Now even the Washington Post, on of the government staunchest supporters and cheer leader throughout the "sequestration crisis" is admitting it wasn't nearly as painful as they and the government planned predicted:
They said the sequester would be scary. Mostly, they were wrong.
They said the sequester would be scary. Mostly, they were wrong.
Before “sequestration” took effect, the Obama administration issued specific — and alarming — predictions about what it would bring. There would be one-hour waits at airport security. Four-hour waits at border crossings. Prison guards would be furloughed for 12 days. FBI agents, up to 14.If it didn't hurt 'em enough cut the same amount again.
At the Pentagon, the military health program would be unable to pay its bills for service members. The mayhem would extend even into the pantries of the neediest Americans: Around the country, 600,000 low-income women and children would be denied federal food aid.
But none of those things happened.
Sequestration did hit, on March 1. And since then, the $85 billion budget cut has caused real reductions in many federal programs that people depend on. But it has not produced what the Obama administration predicted: widespread breakdowns in crucial government services.
The Washington Post recently checked 48 of those dire predictions about sequestration’s impact. Just 11 have come true, and some effects are worse than forecast. But 24 predictions have not come to pass. In 13 cases, agencies said it is too soon to know.
So many predictions fell short because, in recent months, the administration and Congress did what was supposed to be impossible: They undid many of sequestration’s scariest reductions. In the process, this supposedly ironclad budget cut — ostensibly immune to political maneuvering — became a symbol of the reality that nothing in Washington is beyond politics.
In some cases, politicians transferred cuts from high-value programs to lower-value ones.

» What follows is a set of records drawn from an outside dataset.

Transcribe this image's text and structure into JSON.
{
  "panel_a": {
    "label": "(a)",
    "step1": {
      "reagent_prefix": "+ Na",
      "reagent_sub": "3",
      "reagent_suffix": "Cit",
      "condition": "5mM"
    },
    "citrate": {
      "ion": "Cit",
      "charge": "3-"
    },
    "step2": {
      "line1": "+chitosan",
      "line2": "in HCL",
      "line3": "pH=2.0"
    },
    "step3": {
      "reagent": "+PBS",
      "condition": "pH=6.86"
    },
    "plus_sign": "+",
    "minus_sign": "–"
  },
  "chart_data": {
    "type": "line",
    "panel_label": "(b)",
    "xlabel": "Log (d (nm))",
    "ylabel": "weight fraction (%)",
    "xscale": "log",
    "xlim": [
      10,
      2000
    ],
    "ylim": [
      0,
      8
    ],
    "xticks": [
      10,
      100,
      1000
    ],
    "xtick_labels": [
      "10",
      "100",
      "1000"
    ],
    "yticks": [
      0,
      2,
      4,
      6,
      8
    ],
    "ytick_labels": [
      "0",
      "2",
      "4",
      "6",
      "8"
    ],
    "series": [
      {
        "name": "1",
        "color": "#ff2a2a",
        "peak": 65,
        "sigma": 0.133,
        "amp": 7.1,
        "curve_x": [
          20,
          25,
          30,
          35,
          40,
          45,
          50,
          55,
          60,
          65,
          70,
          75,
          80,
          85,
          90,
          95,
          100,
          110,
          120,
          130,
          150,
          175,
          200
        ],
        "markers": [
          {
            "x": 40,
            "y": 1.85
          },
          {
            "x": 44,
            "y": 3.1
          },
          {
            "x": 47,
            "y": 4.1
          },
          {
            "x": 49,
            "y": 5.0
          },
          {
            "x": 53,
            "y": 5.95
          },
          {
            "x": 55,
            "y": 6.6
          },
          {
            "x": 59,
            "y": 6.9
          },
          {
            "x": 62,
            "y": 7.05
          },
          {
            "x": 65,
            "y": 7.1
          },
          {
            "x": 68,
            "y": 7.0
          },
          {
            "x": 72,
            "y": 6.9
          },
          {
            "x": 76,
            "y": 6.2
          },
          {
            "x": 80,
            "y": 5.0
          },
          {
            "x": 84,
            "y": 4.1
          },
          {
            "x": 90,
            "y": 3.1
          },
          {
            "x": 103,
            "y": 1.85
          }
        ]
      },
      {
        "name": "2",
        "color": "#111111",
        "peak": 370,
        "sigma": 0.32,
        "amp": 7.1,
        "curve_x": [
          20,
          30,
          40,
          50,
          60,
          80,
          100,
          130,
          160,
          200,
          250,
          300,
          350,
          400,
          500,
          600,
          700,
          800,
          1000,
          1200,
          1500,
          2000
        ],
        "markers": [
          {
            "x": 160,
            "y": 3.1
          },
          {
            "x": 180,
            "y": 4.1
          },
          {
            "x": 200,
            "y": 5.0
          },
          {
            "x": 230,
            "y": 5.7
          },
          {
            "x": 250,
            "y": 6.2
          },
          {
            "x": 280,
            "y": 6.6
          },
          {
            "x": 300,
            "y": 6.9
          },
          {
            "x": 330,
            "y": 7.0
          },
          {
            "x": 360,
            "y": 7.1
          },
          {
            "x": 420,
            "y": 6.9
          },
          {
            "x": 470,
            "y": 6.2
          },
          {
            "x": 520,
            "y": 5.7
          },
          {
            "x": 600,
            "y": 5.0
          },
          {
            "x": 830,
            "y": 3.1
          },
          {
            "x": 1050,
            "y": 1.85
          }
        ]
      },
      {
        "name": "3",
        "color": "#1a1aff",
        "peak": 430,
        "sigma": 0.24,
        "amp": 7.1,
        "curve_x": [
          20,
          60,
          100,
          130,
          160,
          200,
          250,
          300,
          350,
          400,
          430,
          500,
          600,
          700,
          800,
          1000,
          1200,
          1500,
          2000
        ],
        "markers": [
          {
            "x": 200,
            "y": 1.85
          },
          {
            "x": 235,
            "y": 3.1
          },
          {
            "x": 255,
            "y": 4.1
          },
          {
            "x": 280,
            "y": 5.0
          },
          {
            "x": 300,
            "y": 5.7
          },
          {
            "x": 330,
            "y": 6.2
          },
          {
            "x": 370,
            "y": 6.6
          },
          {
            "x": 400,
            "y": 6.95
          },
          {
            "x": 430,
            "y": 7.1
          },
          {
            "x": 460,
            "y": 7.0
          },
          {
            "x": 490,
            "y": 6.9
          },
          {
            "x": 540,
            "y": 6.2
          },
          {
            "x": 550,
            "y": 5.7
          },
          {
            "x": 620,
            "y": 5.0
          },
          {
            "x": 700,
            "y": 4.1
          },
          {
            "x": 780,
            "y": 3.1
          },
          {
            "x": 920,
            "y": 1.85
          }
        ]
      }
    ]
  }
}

Employee travel was limited. Maintenance deferred.
But in other cases, they found “cuts” that didn’t cause much real-world pain. The Justice Department, for instance, prevented furloughs by “cutting” $300 million in money that had already legally expired, as well as $45 million meant to house detainees who didn’t exist.
This is why the sky didn’t fall. Sequestration was intended to show there was no longer any escape from austerity in Washington.
There was.
That's not to say that things have been cut that shouldn't have; I know for a fact that the group of engineers that keeps the Navy's planes safe has experienced pretty drastic furloughs, up to 20% of their time. That's because democrats insisted that Defense bear an inordinate fraction of the cuts, and the civilian support of the military took the brunt of those cuts.